Updated: Listen to The Story with Dick Gordon today for an interview with local Ocean Springs attorney, Al Jordan, speaking about the complexity and emotion of working with Gulf Coast families and fishermen on oil spill claims.
You might know him as "Maguire." Yes, my husband snuck into my dream of being on The Story! Ahhhhh, so close!
• • •
Oil washed ashore in Mississippi Sunday. It happened. The oil came.
No longer can we say, “Before the oil comes…” and finish the phrase with something lighthearted and hopeful. Something naive. Something about touching the water.
I read the news online late Sunday night, after a frivolous evening watching True Blood at my parents’ house and showing off Olive’s new standing skills. She is eight months old. We expect her to take her first steps before her older brothers return to school in August. Older brothers can make you learn how to do all kinds of things more quickly.
It was close to 10 pm when I realized that oil had reached Ocean Springs. Never short on irony, it arrived at the same spot on the beach where we have been soaking in last chances. My husband and the boys were asleep, piled into our bed, trying to sneak in a late night viewing of Willy Wonka and the Chocolate Factory.
Do I wake my husband? In hushed tones reserved for those last few hours of pregnancy when you measure your being and decidedly whisper in the middle of the night, “Honey, it’s time.”
This version would weigh heavier. “Honey, it’s here. The oil has come. No, you don’t need to wake up. I just thought you should know.”
I did not wake him. I won’t give It the satisfaction. The Oil. We say it with capital letters, too, dontcha know?
My camera sits on my kitchen counter at home as I write this post from Bankhouse Coffee in Long Beach, a handful of miles down the beach from Ocean Springs and Biloxi, where the bay is now closed in hope of protecting our marshland.
Driving along the beach from our home in Gulfport, I squinted out at the Mississippi Sound, our puddle of water protected from the Gulf of Mexico by a string of barrier islands. Seen from great heights, a puddle of water developing a rainbow sheen of oil. A puddle of water with two little skimmer boats, entrusted with the duty of protecting the entire Mississippi Sound. Two.
My camera sits on my kitchen counter. Deliberately. I am not the blogger to turn citizen journalist for this story. I may well not document the news. I may well not document the oil that has now found us, mousse-like and chocolate brown. Uninvited.
I may well document my fury.
But not yet. Today I am simply sad. And worried.
Before the oil came, I would thrill at the sight of whitecaps on the water, waves crashing into our gulf coast shores. Today, the thrill at the sight of whitecaps on the water, waves crashing into our gulf coast shores is replaced by worry and hesitation.

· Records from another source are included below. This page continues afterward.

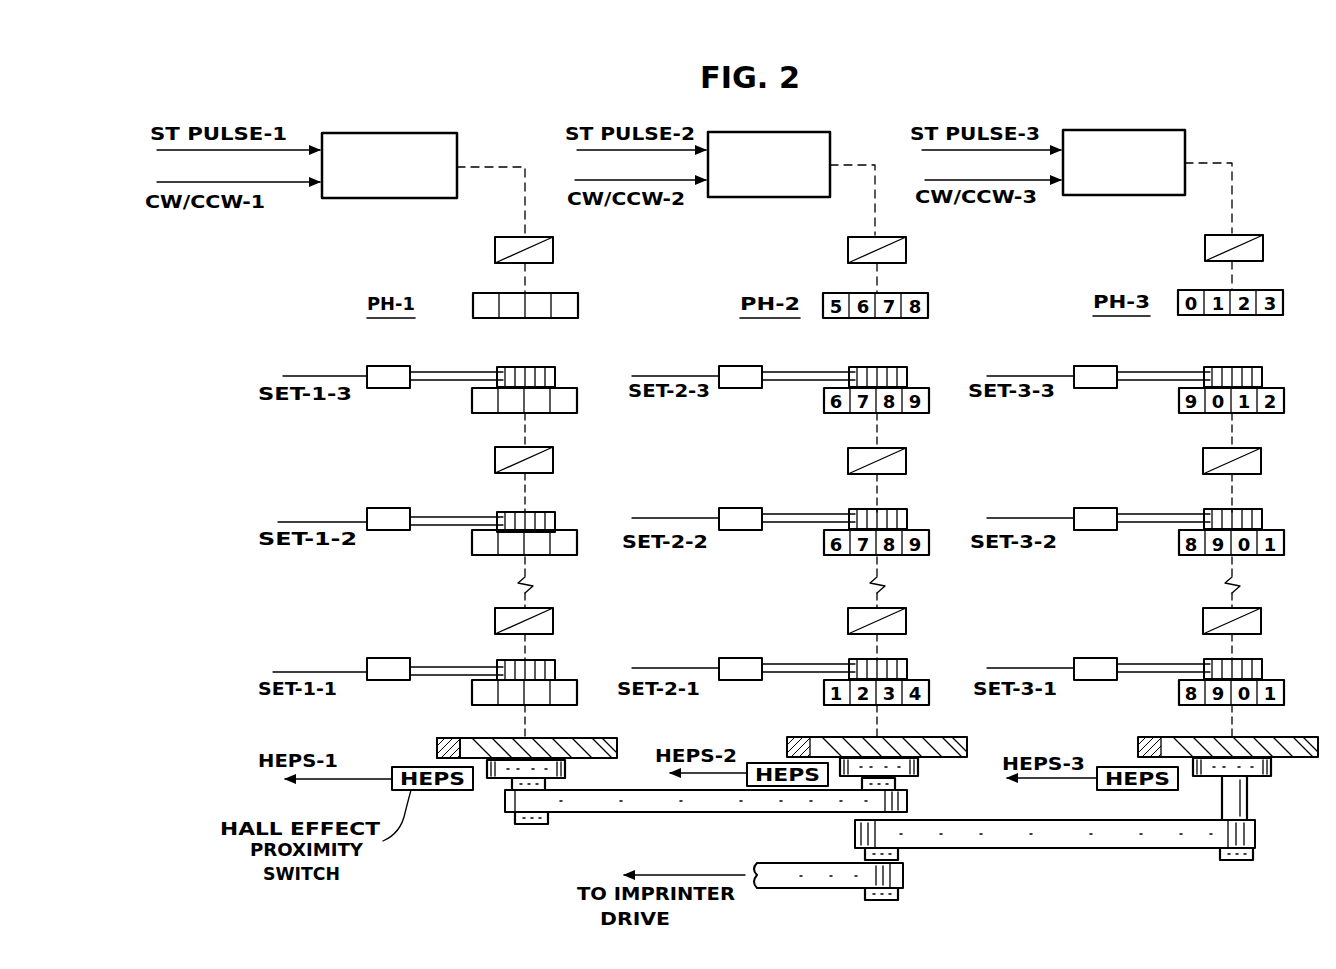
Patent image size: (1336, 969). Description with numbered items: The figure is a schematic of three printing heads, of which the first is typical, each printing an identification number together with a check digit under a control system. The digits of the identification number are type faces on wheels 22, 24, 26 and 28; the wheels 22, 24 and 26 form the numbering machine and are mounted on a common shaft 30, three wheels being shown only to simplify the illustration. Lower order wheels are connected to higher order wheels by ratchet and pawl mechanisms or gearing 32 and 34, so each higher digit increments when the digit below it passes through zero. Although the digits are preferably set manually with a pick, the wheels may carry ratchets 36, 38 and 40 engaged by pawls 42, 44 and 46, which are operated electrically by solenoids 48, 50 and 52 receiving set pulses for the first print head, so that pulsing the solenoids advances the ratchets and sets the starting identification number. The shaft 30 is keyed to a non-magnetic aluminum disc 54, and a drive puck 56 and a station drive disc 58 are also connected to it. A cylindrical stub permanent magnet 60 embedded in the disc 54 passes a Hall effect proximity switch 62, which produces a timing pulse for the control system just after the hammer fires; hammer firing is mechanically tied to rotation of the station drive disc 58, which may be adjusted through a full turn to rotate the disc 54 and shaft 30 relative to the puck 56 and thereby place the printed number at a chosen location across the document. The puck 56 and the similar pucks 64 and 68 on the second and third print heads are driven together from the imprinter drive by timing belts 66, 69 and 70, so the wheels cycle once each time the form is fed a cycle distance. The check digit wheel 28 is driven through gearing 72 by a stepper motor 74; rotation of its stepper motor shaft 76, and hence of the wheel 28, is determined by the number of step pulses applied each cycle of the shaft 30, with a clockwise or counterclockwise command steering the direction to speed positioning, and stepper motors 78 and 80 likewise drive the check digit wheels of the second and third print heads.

The digit wheel 22 is at (533, 705).
The digit wheel 24 is at (503, 556).
The digit wheel 26 is at (542, 408).
The check digit numbering wheel 28 is at (560, 301).
The shaft 30 is at (502, 721).
The ratchet and pawl mechanism or gearing 32 is at (548, 618).
The ratchet and pawl mechanism or gearing 34 is at (548, 461).
The ratchet 36 is at (546, 659).
The ratchet 38 is at (546, 512).
The ratchet 40 is at (549, 369).
The pawl 42 is at (468, 667).
The pawl 44 is at (468, 517).
The pawl 46 is at (435, 372).
The solenoid 48 is at (397, 658).
The solenoid 50 is at (397, 508).
The solenoid 52 is at (380, 388).
The disc 54 is at (549, 733).
The drive puck 56 is at (551, 832).
The station drive disc 58 is at (550, 775).
The magnet 60 is at (460, 727).
The Hall effect proximity switch 62 is at (438, 790).
The puck 64 is at (853, 848).
The timing belt 66 is at (688, 815).
The puck 68 is at (1250, 808).
The timing belt 69 is at (1127, 850).
The timing belt 70 is at (855, 881).
The gearing 72 is at (549, 243).
The stepper motor 74 is at (408, 198).
The stepper motor shaft 76 is at (460, 167).
The stepper motor 78 is at (800, 197).
The stepper motor 80 is at (1088, 195).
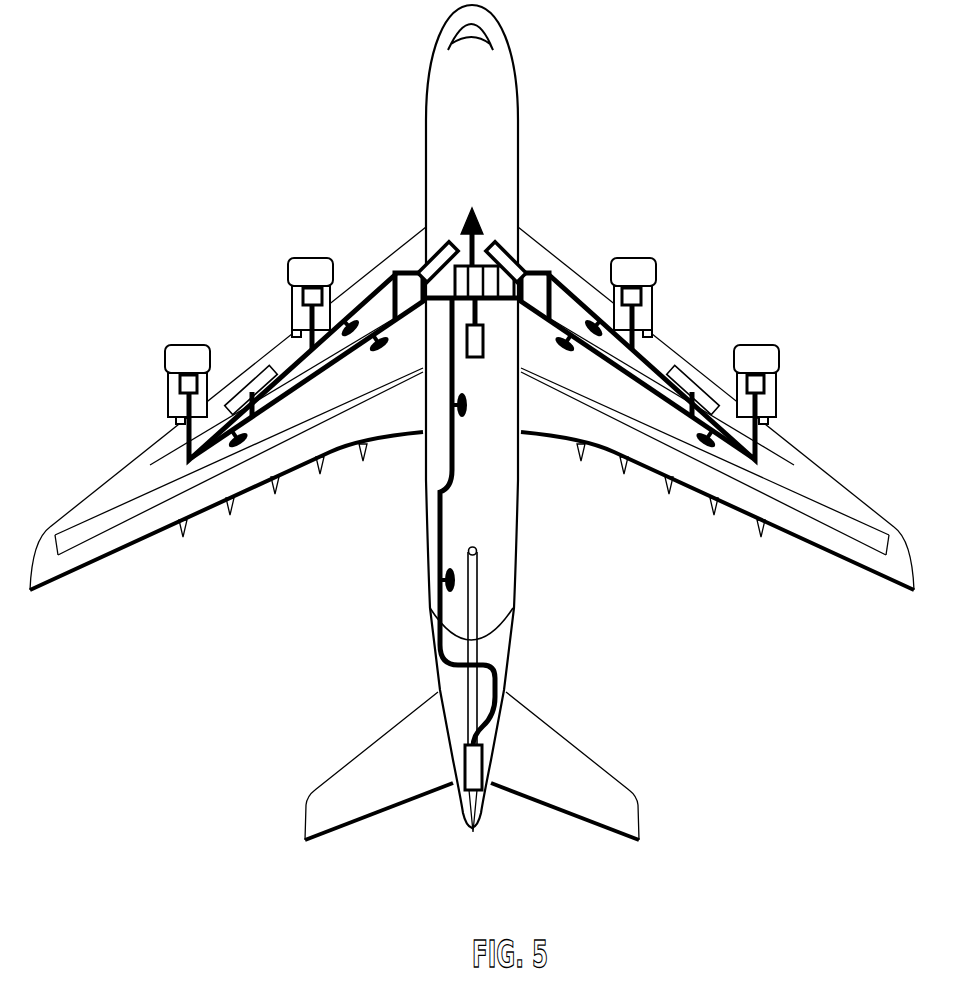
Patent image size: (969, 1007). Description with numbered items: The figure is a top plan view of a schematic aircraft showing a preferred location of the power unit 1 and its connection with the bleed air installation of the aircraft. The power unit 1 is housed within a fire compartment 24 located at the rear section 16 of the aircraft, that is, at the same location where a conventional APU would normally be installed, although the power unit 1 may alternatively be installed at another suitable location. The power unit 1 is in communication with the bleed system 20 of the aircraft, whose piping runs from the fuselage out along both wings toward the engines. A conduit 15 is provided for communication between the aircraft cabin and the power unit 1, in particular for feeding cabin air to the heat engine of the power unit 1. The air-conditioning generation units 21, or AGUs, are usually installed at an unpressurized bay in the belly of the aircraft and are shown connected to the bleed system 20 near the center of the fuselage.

The power unit 1 is at (500, 758).
The conduit 15 is at (478, 592).
The rear section 16 is at (465, 788).
The bleed system 20 is at (640, 362).
The air-conditioning generation units 21 is at (443, 260).
The fire compartment 24 is at (462, 727).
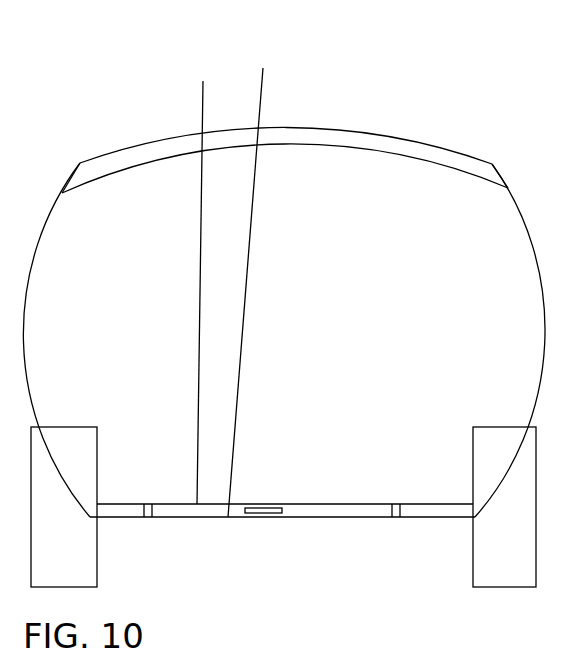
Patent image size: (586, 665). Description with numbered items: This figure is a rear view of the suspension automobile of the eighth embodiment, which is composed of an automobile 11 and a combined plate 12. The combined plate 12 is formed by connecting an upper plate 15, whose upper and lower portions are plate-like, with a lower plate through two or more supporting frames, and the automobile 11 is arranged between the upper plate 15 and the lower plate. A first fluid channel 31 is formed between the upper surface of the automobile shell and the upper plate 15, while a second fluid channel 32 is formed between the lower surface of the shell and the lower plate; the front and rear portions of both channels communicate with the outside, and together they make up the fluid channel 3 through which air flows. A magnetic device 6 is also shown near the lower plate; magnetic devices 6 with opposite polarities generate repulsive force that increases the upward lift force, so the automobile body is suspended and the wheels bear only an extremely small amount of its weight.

The upper plate 15 is at (132, 143).
The fluid channel 3 is at (316, 142).
The first fluid channel 31 is at (375, 145).
The automobile 11 is at (172, 158).
The combined plate 12 is at (237, 128).
The second fluid channel 32 is at (350, 508).
The magnetic device 6 is at (263, 512).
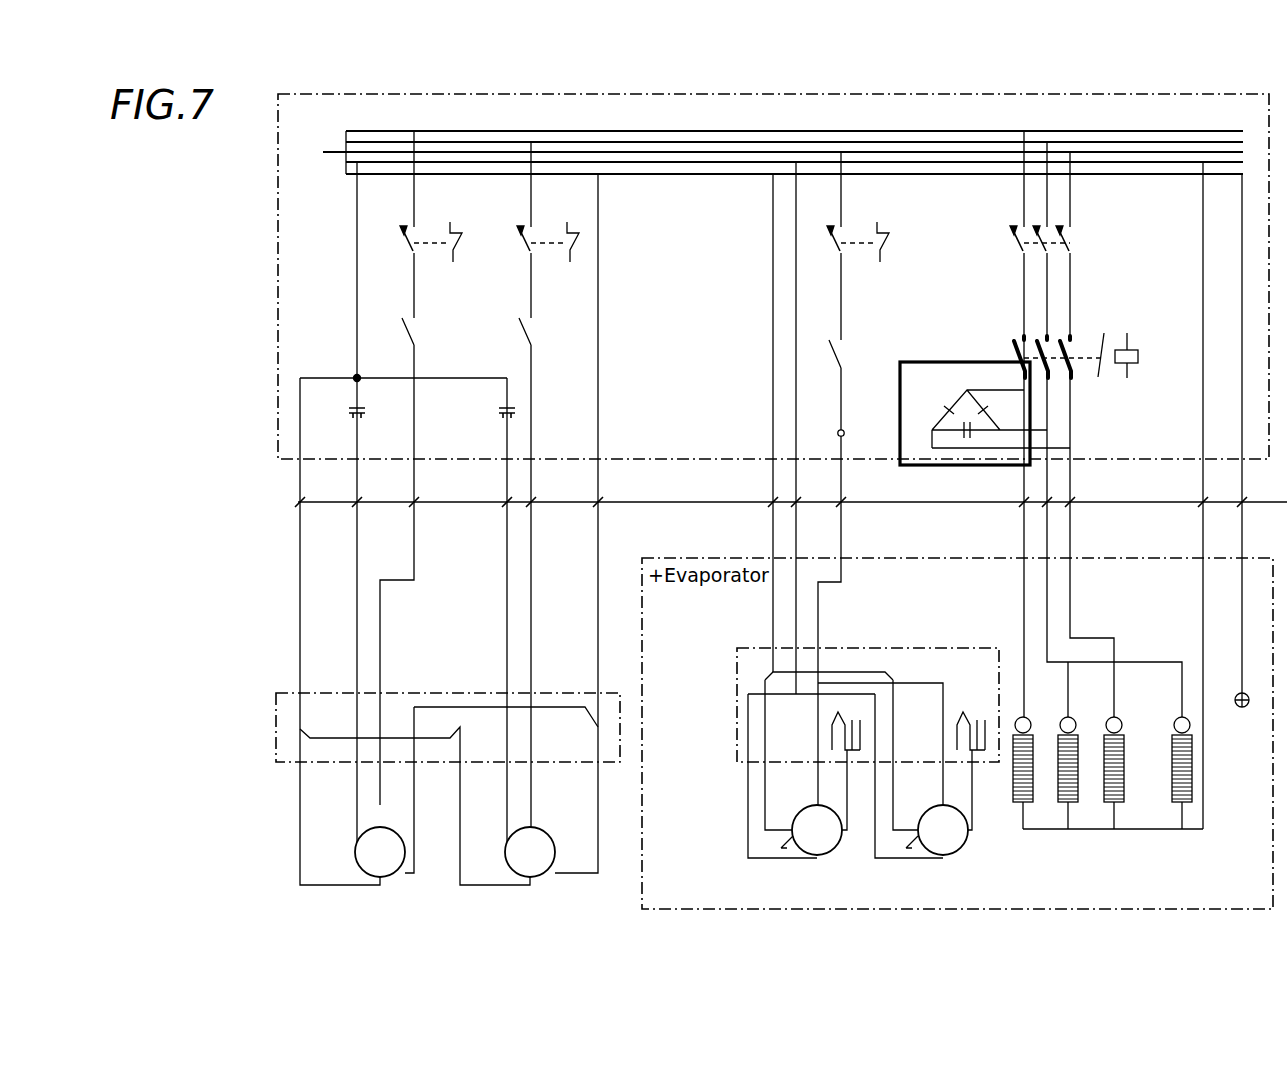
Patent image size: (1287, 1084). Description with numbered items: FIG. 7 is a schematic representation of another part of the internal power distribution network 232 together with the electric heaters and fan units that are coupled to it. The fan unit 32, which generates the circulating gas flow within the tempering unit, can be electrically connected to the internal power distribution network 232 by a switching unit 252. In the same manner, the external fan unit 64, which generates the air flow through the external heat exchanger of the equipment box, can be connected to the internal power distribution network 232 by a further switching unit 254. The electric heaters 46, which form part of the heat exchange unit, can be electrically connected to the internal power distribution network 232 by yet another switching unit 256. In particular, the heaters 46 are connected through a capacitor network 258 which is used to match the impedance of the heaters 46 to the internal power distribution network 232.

A hurricane churns in the Gulf of Mexico. Bands of thunderstorms spin off from our south, drench us and threaten. Hurricane season has only begun its teeth-grinding annual torture. Alex begins with an “A.”
Each whitecap carries with it a threat. Of destruction. Of memories. Of the damn oil.
I hate the word “landfall.” More than you can imagine.
Apparently, this is not going to be easy. Before the oil came, I didn’t want to cry.